In practice, Islamic banks appear to have been unwilling to spend significantly more resources on monitoring their borrowers. Instead, as Harding points out, they have sought to replicate conventional banking contracts in ways that their sharia committees have pronounced legal. What data we have on the balance sheets of Islamic banks indicate that for banks which coexist with conventional banks, for example in Egypt, the proportion of PLS lending is typically 5 per cent or less; and even in the Islamicised banking systems of Iran, Pakistan and Sudan it is well below 50 per cent. Instead, Islamic banks focus on short-term lending of the murabaha (working capital loans) or ijara (leasing or hire purchase) type, which Western economists and many Muslims immediately recognise as covert forms of fixed interest transaction. And Islamic banks in the Gulf, in particular, have come more and more to act as conduits for the placing of savings in Western stock markets rather than channels for the financing of investment in their own economies.

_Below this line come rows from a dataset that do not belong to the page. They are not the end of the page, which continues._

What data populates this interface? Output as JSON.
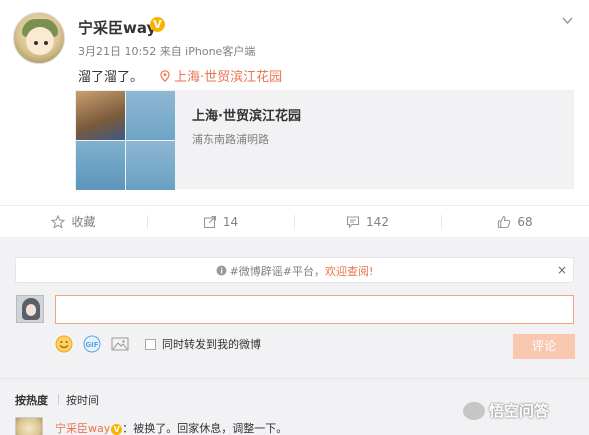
{
  "post": {
    "username": "宁采臣way",
    "verified_badge": "V",
    "meta": "3月21日 10:52 来自 iPhone客户端",
    "text": "溜了溜了。",
    "location_link": "上海·世贸滨江花园",
    "card": {
      "title": "上海·世贸滨江花园",
      "subtitle": "浦东南路浦明路"
    }
  },
  "actions": {
    "favorite": "收藏",
    "repost_count": "14",
    "comment_count": "142",
    "like_count": "68"
  },
  "comments": {
    "notice_prefix": "#微博辟谣#平台，",
    "notice_highlight": "欢迎查阅!",
    "notice_close": "×",
    "forward_label": "同时转发到我的微博",
    "submit_label": "评论",
    "sort_hot": "按热度",
    "sort_time": "按时间",
    "first_comment": {
      "user": "宁采臣way",
      "badge": "V",
      "text": "：被换了。回家休息，调整一下。"
    }
  },
  "watermark": "悟空问答",
  "colors": {
    "accent": "#eb7350",
    "badge": "#f7b500",
    "muted": "#808080"
  }
}
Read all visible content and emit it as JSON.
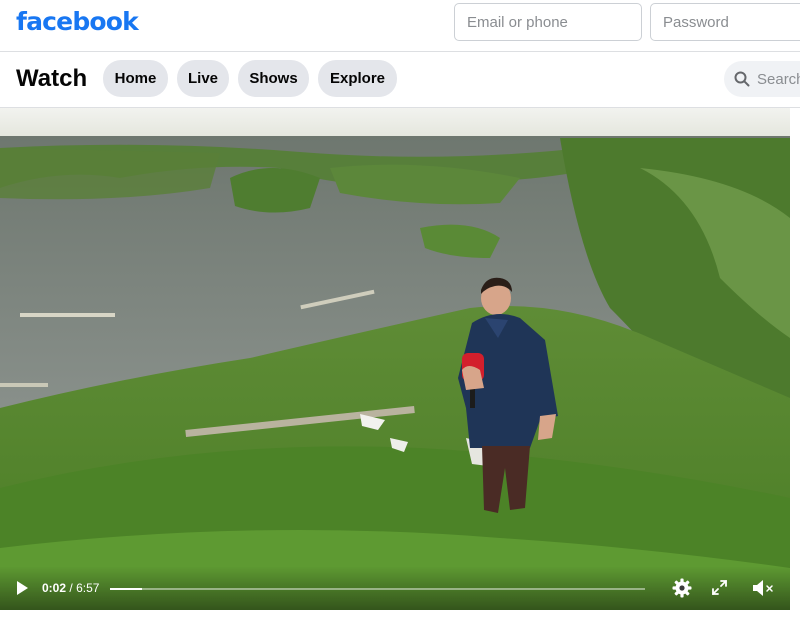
{
  "header": {
    "logo_text": "facebook",
    "logo_color": "#1877f2",
    "email_placeholder": "Email or phone",
    "password_placeholder": "Password"
  },
  "watch": {
    "title": "Watch",
    "tabs": [
      {
        "label": "Home"
      },
      {
        "label": "Live"
      },
      {
        "label": "Shows"
      },
      {
        "label": "Explore"
      }
    ],
    "search_placeholder": "Search"
  },
  "video": {
    "current_time": "0:02",
    "separator": "/",
    "duration": "6:57",
    "progress_fraction": 0.06,
    "controls": {
      "play_icon": "play-icon",
      "settings_icon": "gear-icon",
      "fullscreen_icon": "fullscreen-icon",
      "volume_icon": "volume-muted-icon"
    }
  }
}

It is therefore hard to believe that Islamic banks, as they generally operate at present, are making a significant contribution to the development of economies in Muslim countries, although they do allow a small number of Muslims to get rich at the expense of many others.
David Cobham
Heriot-Watt University, Edinburgh
Vol. 31 No. 11 · 11 June 2009
From Karla Mallette
Jeremy Harding’s discussion of sharia-compliant finance in the West becomes even more fascinating if one reads it with an awareness that our word ‘risk’ derives from the Arabic (LRB, 30 April and 14 May). During the Middle Ages rizk meant (I quote Edward Lane’s definition): ‘A thing (or provision) that comes to one without toil in the seeking thereof: or, as some say, a thing (or provision) that is found without one’s looking or watching for it, and without one’s reckoning upon it, and without one’s earning it, or labouring to earn it.’ Italian merchants picked it up from the Arabs, and it shows up in 14th-century Italian mercantile documents, where it refers first to the unanticipated good that can come of chance or mishap alongside the bad, then to the uncertainties of trade in general.
Karla Mallette
Ann Arbor, Michigan
From Izzud-Din Pal
Jeremy Harding underlines the challenges facing Islamic banking in modern times. During the 1980s and 1990s, the issue was hotly debated in Pakistan as part of the Islamicisation drive launched by General Zia-ul-Haq, and Islamic banking was introduced alongside conventional banking. It has undergone some organisational changes in the last ten years, but its share has remained at about 3 per cent of the total banking sector. Approximately 90 per cent of lending by these banks involves ‘risk averse’ modes of financing such as ijara, murabaha and sukuk.
With the growth of sharia finance, a meaningful comparison in the workings of the two systems has become possible. It seems that Islamic banking elevates form over substance, doing much the same thing as conventional banking, but with the help of subterfuges (hiyal). It will continue to do so, since form matters to some for moral reasons. Over time, Islamic banking will converge with conventional banking, or become irrelevant, unless the Islamic banking system decides to revisit the concept of riba (interest), and focuses on offering differentiated services to customers.